Porque al fin y al cabo, Cebrián no oculta que junto a la administración de una propiedad pública (el derecho a la información) los directores de periódicos deben velar por otros intereses, esto es, “la continuidad de la empresa, los puestos de trabajo, la pervivencia misma de la tribuna que dirige”. Y los anuncios (a más concesiones, más anuncios y más influencia, no lo olvidemos), que las empresas e instituciones, sean públicas o privadas, insertan en función de la capacidad del contenido para atraer consumidores, “son fundamentales para financiar los medios de comunicación”, hasta el punto de que lejos de ser un “enemigo del sistema”, se convierten en su “aliado”. Acabáramos.

La profesión periodística, del mismo modo que –apunta Cebrián- “tiene a la vez un origen canalla y un pedigrí regio, características que la han acompañado durante toda su historia”, parece moverse entre la defensa de las libertades frente a los abusos de los que mandan y, en el extremo opuesto, la arbitrariedad y el desdén hacia los derechos de los ciudadanos. Sin embargo, “las cosas últimamente no han hecho sino empeorar”. Y así, junto a la extensa lista de amenazas que el autor de Francomoribundia se encarga de repasar, y entre las que figuran la abundancia de información (que no redunda automáticamente en “una mejor información”); la dificultad de discernir la línea que separa la propaganda del deber de informar; la invasión de la vida privada que no sólo la llamada prensa rosa perpetra; el empeño de algunos de “gobernar desde las páginas de los periódicos”; la degradación del concepto de periodismo como género literario particular análogo al ensayo, la novela o la obra de pensamiento, y por lo tanto su encanallamiento; la transformación de la información en mero ocio y entretenimiento; o que la rentabilidad de las empresas de comunicación termine solapando todo lo demás al grito de “todo vale”; aparece otro escollo que es de nuevo cuño: la avalancha digital, el cambio de paradigma de la información que internet ha propiciado y de manera específica, lo que Cebrián llama “los confidenciales” y que explica como “esa infinita pléyade de boletines en red que mezclan realidad y mentira, difamación y elogio, con una arbitrariedad impune”.
En este punto descubrimos cómo Cebrián va de pionero pero trasunta un miedo reverencial a los nuevos medios digitales, a los que observa con un indisimulado paternalismo y a los que parece querer exorcizar adhiriéndoles una etiqueta que, suponemos, el consejero delegado de Prisa no le colocaría a elpais.es (que no parece un “vertedero de estupideces e inmundicias”). No sabemos si aquí se erige en celoso defensor de las esencias del oficio, si la nostalgia por un pasado glorioso (esa época dorada (sic) que terminó con la concesión de las primeras emisoras privadas de televisión) le empaña la mirada o si es a través de la visión del que, al fin y al cabo, hace tiempo que colgó la pluma de periodista para erguir la calculadora del vendedor de diarios, por quien se pronuncia. El caso es que, a pesar de sostener en más de una ocasión que la cuestión fundamental no reside en el soporte de la información, sino en la información misma, incluso de cantar las alabanzas de lo que supone la convergencia entre textos, vídeo y audio dentro de un mercado global sin fronteras geográficas ni temporales, Cebrián se mueve con enorme incomodidad entre tanta ‘modernura’ y termina cayendo él mismo en aquello que pretende denunciar, mezclando lo serio con lo grotesco y, lo que es más preocupante, dejando pasar de largo una evidencia: que parte del mejor periodismo se hace ya hoy a través de plataformas digitales.
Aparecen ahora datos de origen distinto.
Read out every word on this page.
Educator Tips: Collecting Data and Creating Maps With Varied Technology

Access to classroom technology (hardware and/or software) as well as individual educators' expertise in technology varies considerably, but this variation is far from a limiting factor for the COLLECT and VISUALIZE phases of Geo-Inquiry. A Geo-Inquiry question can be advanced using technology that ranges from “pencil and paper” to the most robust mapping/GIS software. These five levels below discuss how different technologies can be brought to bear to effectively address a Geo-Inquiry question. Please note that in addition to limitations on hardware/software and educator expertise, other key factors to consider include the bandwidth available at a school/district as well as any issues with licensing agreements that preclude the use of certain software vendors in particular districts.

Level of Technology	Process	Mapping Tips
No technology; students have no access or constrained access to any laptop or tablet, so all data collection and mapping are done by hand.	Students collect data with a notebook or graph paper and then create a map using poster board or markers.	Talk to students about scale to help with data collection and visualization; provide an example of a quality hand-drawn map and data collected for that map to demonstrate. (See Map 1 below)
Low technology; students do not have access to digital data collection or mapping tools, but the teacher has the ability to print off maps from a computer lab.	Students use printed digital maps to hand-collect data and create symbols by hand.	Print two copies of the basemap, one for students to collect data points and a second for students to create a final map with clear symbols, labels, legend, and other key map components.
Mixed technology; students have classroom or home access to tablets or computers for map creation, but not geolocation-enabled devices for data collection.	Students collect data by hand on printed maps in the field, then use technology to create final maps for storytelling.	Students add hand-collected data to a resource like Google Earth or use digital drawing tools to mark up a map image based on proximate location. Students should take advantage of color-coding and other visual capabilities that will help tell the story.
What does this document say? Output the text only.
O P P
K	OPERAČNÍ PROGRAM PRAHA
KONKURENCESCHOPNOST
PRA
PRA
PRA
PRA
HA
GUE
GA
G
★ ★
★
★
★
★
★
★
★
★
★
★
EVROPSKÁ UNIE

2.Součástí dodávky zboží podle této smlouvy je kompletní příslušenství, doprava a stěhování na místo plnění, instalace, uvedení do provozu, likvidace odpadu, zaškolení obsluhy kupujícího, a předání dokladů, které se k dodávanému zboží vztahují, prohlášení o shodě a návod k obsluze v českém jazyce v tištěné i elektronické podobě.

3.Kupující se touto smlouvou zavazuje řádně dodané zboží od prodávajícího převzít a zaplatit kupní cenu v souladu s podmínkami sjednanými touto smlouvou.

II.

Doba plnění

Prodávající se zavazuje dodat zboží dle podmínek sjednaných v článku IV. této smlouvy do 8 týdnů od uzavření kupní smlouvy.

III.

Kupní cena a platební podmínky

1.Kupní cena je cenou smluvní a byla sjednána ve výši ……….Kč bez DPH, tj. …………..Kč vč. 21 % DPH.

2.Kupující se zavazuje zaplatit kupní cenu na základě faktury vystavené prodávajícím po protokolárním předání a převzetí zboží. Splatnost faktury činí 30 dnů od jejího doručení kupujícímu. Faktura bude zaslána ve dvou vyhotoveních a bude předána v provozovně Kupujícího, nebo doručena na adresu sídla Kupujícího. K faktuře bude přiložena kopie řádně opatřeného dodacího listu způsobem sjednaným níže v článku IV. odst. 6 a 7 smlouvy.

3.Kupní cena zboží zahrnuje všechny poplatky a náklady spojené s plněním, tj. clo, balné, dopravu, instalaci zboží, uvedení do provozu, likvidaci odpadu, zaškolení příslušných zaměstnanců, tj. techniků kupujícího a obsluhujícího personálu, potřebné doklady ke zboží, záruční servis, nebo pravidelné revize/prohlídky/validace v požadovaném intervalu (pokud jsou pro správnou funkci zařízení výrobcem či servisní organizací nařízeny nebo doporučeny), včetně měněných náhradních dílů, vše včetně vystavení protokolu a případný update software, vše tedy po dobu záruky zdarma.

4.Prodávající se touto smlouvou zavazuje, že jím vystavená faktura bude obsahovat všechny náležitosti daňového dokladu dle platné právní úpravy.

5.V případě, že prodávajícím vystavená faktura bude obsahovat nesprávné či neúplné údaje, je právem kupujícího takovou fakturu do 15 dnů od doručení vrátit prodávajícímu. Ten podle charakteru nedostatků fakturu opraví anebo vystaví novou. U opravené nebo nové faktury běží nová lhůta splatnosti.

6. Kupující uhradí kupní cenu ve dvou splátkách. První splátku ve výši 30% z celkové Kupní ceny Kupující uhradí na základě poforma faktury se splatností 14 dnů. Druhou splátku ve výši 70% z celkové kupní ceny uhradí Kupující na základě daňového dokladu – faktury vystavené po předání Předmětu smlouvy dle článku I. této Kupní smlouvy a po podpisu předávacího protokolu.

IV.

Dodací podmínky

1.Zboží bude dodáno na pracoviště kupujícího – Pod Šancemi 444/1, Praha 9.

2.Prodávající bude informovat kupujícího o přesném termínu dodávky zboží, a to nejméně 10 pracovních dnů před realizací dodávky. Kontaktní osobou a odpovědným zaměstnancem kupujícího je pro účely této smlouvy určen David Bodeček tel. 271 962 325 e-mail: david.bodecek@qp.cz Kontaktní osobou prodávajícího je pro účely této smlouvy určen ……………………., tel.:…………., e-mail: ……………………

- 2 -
Informar con rigor, con objetividad, sin descuidar los intereses empresariales, poniendo coto a las intromisiones del poder político pero valiéndose de este mismo poder para aspirar a lograr o para consolidar una posición de liderazgo, y ser capaz a la vez de tomar partido ante los hechos que se le presentan, de dejar de lado la neutralidad y pronunciarse sin ambages sobre las grandes cuestiones de la actualidad, incluso a costa de poner en peligro esos mismos intereses… Esta conflictividad de valores que se da en las empresas periodísticas entre su supuesta razón de ser y la necesidad de generar riqueza es la que atraviesa la obra y nos da cuenta, por otra parte, del conflicto que padece el empresario/periodista. Lo que nos hace recordar aquél célebre caso, convertido en triste paradigma del carácter camaleónico de la prensa según qué circunstancias, que nos ilustra acerca de cómo fueron evolucionando los titulares de un periódico francés durante los días del destierro de Napoleón y su posterior retorno a París:

“El Monstruo se escapó de su destierro”.“El Tigre se ha mostrado en el terreno.
Las tropas avanzan para detener por todos lados su progreso”. “El Tirano está
ahora en Lyon. Cunde el temor en las calles por su aparición”. “El Usurpador
está a 60 horas de marcha de la capital”. “Bonaparte avanza con marcha forzada”.
“Napoleón llegará a los muros de París mañana”. “El Emperador está en
Fontainebleau”. “Su Majestad El Emperador hizo su entrada pública y llegó a las
Tullerias. Nada puede exceder la alegría universal ¡Viva el Imperio!”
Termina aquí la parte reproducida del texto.